Trust in your working parents
You don’t have to lower your expectations—working parents can still be productive (most of us are used to doing a million things at once), but this shift is going to require new ways of working and a lot more asynchronous collaboration. It’s also going to require thoughtful and compassionate leadership.
A survey from theBoardlist and Qualtrics found that dads are 3 times as likely as moms to get a promotion while working from home during the pandemic. Challenge your own assumptions and biases: When you know a mom has young kids at home, do you hesitate to give her more responsibility? Do you have the same feelings about a dad of young kids, or do you assume he’s got childcare covered? We talk a lot about diversity and inclusion in the tech industry, but all those conversations are only as good as the practices they inspire.

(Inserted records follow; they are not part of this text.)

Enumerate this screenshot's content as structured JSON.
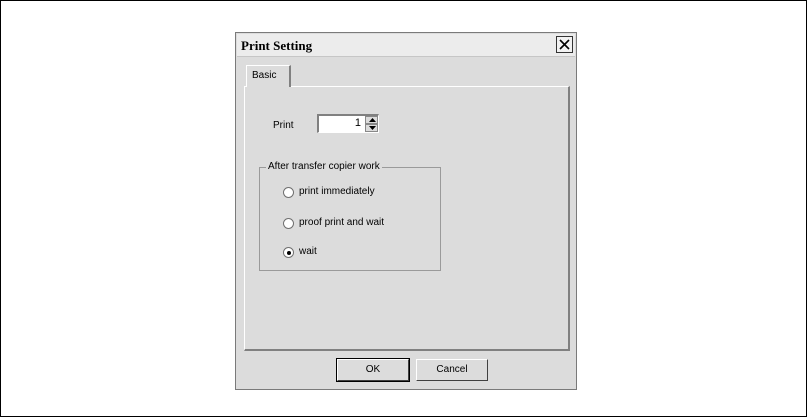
{
  "dialog": {
    "title": "Print Setting",
    "tab_label": "Basic"
  },
  "print": {
    "label": "Print",
    "copies": "1"
  },
  "after_transfer": {
    "group_label": "After transfer copier work",
    "options": [
      {
        "label": "print immediately",
        "selected": false
      },
      {
        "label": "proof print and wait",
        "selected": false
      },
      {
        "label": "wait",
        "selected": true
      }
    ]
  },
  "buttons": {
    "ok": "OK",
    "cancel": "Cancel"
  },
  "icons": {
    "close": "close-icon",
    "spin_up": "arrow-up-icon",
    "spin_down": "arrow-down-icon"
  }
}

And if you really want to support working parents, offer long-term benefits that will improve their lives after the pandemic is over, starting with paid parental leave. Until everyone has access to paid time off to care for their families without fear of losing their jobs, employers need to fill in the gaps.
COVID-19 and the resulting childcare crisis will cause a devastating setback for women in the workplace, and companies have a responsibility to try to counter the effects. It’s not only the right thing to do—it’s an opportunity to build your workforce for the future. Parents make your workplace stronger. You don’t want to lose them.
Kate Kiefer Lee is the chief communications officer at Mailchimp, where she leads the company’s PR, employee and strategic communications, and its corporate citizenship teams. She is the coauthor of the book, Nicely Said: Writing for the Web with Style and Purpose and has spoken about writing and corporate communications at conferences around the world.